Moshi Monsters party

Virtual pet monster phenomenon Moshi Monsters has taken the UK by storm. Edward Relf, chief marketing officer and Divinia Knowels, financial director, discuss how events feature in the Moshi strategy, as it launches a nationwide Hey Moshi campaign at the London Aquarium…

Over 27 million people voted in the 2005 General Election – today over 15 million players are registered on www.moshimonsters.com, a free-to-play online game aimed at children aged seven to 12. The game, which launched its subscription service just over a year ago, allows children to adopt their own free pet monster to play mini-games, customise their homes, explore the in-game world and solve educational puzzles.

The story behind Mind Candy’s – Moshi’s UK-based developer – foray into the social networking for children arena is something of a success story. Since December 2009, it has grown its registered users by over five million, and if its rapid ascent continues in the same vein soon Moshi Monsters will appeal to more children than the policies of British Government do to voters.

Adding over 150,000 new players a day, Mind Candy thought it appropriate to mark the brand’s 15 million player achievement with a “15 Million Monster Party”, its first major consumer event that saw the characters engage with the site’s most dedicated members.

Divinia Knowels and Ed Relf, Mind Candy’s financial director and chief marketing officer respectively, take up the story.

“We always wanted to throw a party when we reached the 10 million registered players mark,” explained Knowles, who organised the event.

However, that milestone quickly crept up, so a new 15 million target was set and, in February, Knowles and Relf began to look at the celebratory occasion with more seriousness. Having met with several event management companies, Mind Candy took the decision to take charge of the event: Fearing that event companies were not getting the brand, there was a danger, Knowles felt, that the event was becoming a corporate affair rather than the “moshified” celebration and interaction it wanted.

“I didn’t think the companies were getting us. Different event companies showed us venues such as the Truman Brewery, which could potentially have been customised, and blank white spaces where we could have built stages and sets, yet we felt that we’d be pushing kids round open spaces and the children needed more than that,” continued Knowles. “Venue selection was critical.
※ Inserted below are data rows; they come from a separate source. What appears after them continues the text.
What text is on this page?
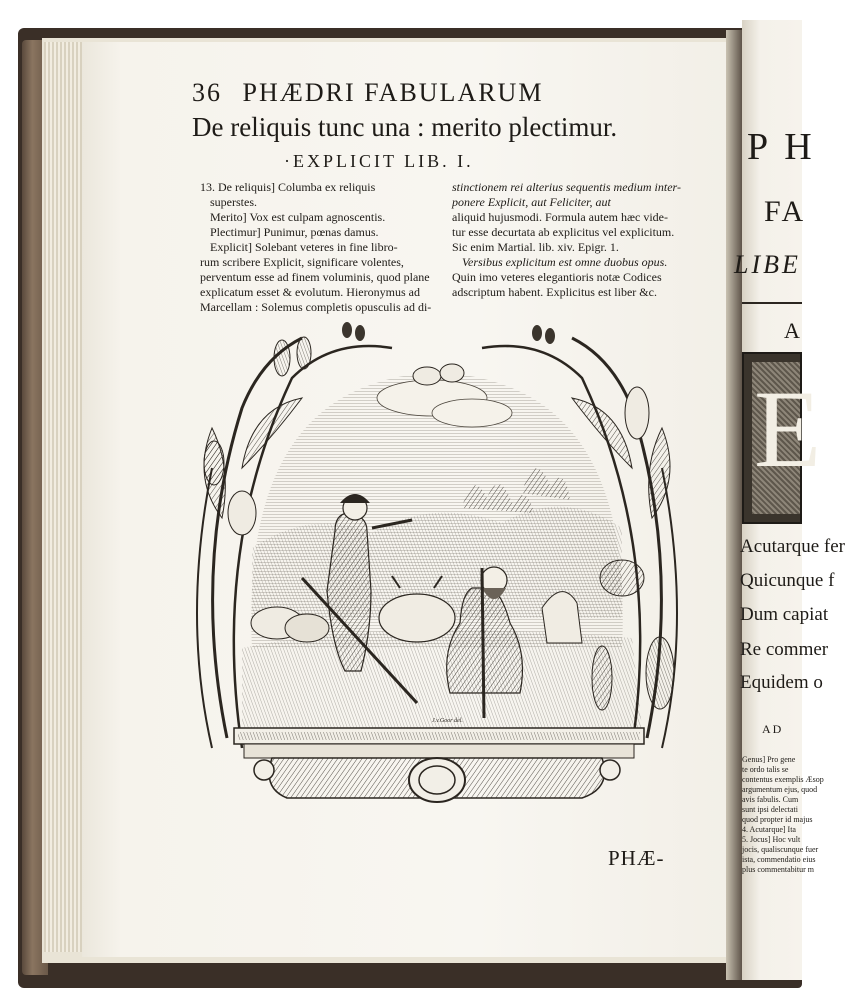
36 PHÆDRI FABULARUM
De reliquis tunc una : merito plectimur.
·EXPLICIT LIB. I.
13. De reliquis] Columba ex reliquis
superstes.
Merito] Vox est culpam agnoscentis.
Plectimur] Punimur, pœnas damus.
Explicit] Solebant veteres in fine libro-
rum scribere Explicit, significare volentes,
perventum esse ad finem voluminis, quod plane
explicatum esset & evolutum. Hieronymus ad
Marcellam : Solemus completis opusculis ad di-
stinctionem rei alterius sequentis medium inter-
ponere Explicit, aut Feliciter, aut
aliquid hujusmodi. Formula autem hæc vide-
tur esse decurtata ab explicitus vel explicitum.
Sic enim Martial. lib. xiv. Epigr. 1.
Versibus explicitum est omne duobus opus.
Quin imo veteres elegantioris notæ Codices
adscriptum habent. Explicitus est liber &c.
J.v.Goor del.
PHÆ-
P H
FA
LIBE
A
E
Acutarque fer
Quicunque f
Dum capiat
Re commer
Equidem o
AD
Genus] Pro gene
te ordo talis se
contentus exemplis Æsop
argumentum ejus, quod
avis fabulis. Cum
sunt ipsi delectati
quod propter id majus
4. Acutarque] Ita
5. Jocus] Hoc vult
jocis, qualiscunque fuer
ista, commendatio eius
plus commentabitur m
I’d been to the London Aquarium many times before, and I think it’s magnificent, so I was sure the children would love it.”

Moshi strategy

Over 400 hundred guests gathered at Merlin Entertainments events space with Moshi fans winning the opportunity to attend the “green carpet” event by entering a competition. One hundred winners received a Willy Wonka-esque golden ticket in the post, inviting them to bring a friend and also parent/guardian. Over 250 children were welcomed including the children of invited press and partners, and in total 450 guests attended the evening, which began at 6.30pm.

The event gave Relf a platform to launch Hey Moshi, a targeted campaign that utilises both events and TV advertisements to promote the official Hey Moshi song and dance – a re-worked nod to Toni Basil’s Hey Mickey and one that saw Mind Candy approach Universal in order to licence the track.

Said Relf: “We’ve organised press events and product launches, and attended trade fairs but this was out first consumer event. It was really successful and we have a strategy to do more because events are the only way we can interact with both parents and children on a one-to-one basis. We are discussing the next consumer event that we think will take place on the East coast of America to mark a key milestone in the US.

“We are potentially looking at a live UK tour, a multi-venue tour, hiring space in key children’s attractions. We are having very loose conversations with attractions, venues and agencies and then there is the potential to exhibit at consumer shows where there is a high penetration of parents and children, so I’m on the look out for stand space at suitable consumer events.”

When two worlds collide

Knowels considers the Moshi Monsters party to be a great success, gaining significant media coverage in the Evening Standard. Press were invited to the event to see children interacting with the property and the assets of the property; four laptops were set up in the Aquarium so that guests could play the game, and a range of Moshi activities were created in real life so that the children could relate the virtual game to a real life situation.

Interaction was key and so Aquarium divers entered the tanks with waterproof clipboards and answered questions posed by children, who were armed on the outside with pens and paper. The glass tanks were adorned with transfers made from an almost fabric-like paper – Mind Candy’s in-house design team recreated some of the characters wearing scuba equipment. Printed by Larger Than Life Print in America the transfers when stuck on glass allowed light to penetrate.

Rejecting ideas such as badge making machines, Knowels and Relf opted for a Dance Dance Revolution machine, a giant Connect4, Moshi-themed face-painting, a drawing area with Moshi artists and how to draw sheets, a Candy Floss cart supplied by Ideas Box, an ice cream machine from the Incredible Ice Cream Company and two life-size characters – Furi and Poppet – which met with the guests. A small stage allowed dancers to perform and teach Moshi fans Hey Moshi and all of this with one and a half hours to set up.

Explained Knowles: “The Aquarium is open to the public until 5pm and so we had a very short space of time to set up. Working backwards, we opened the space in phases, making sure the first area that guests were welcomed into was priority.”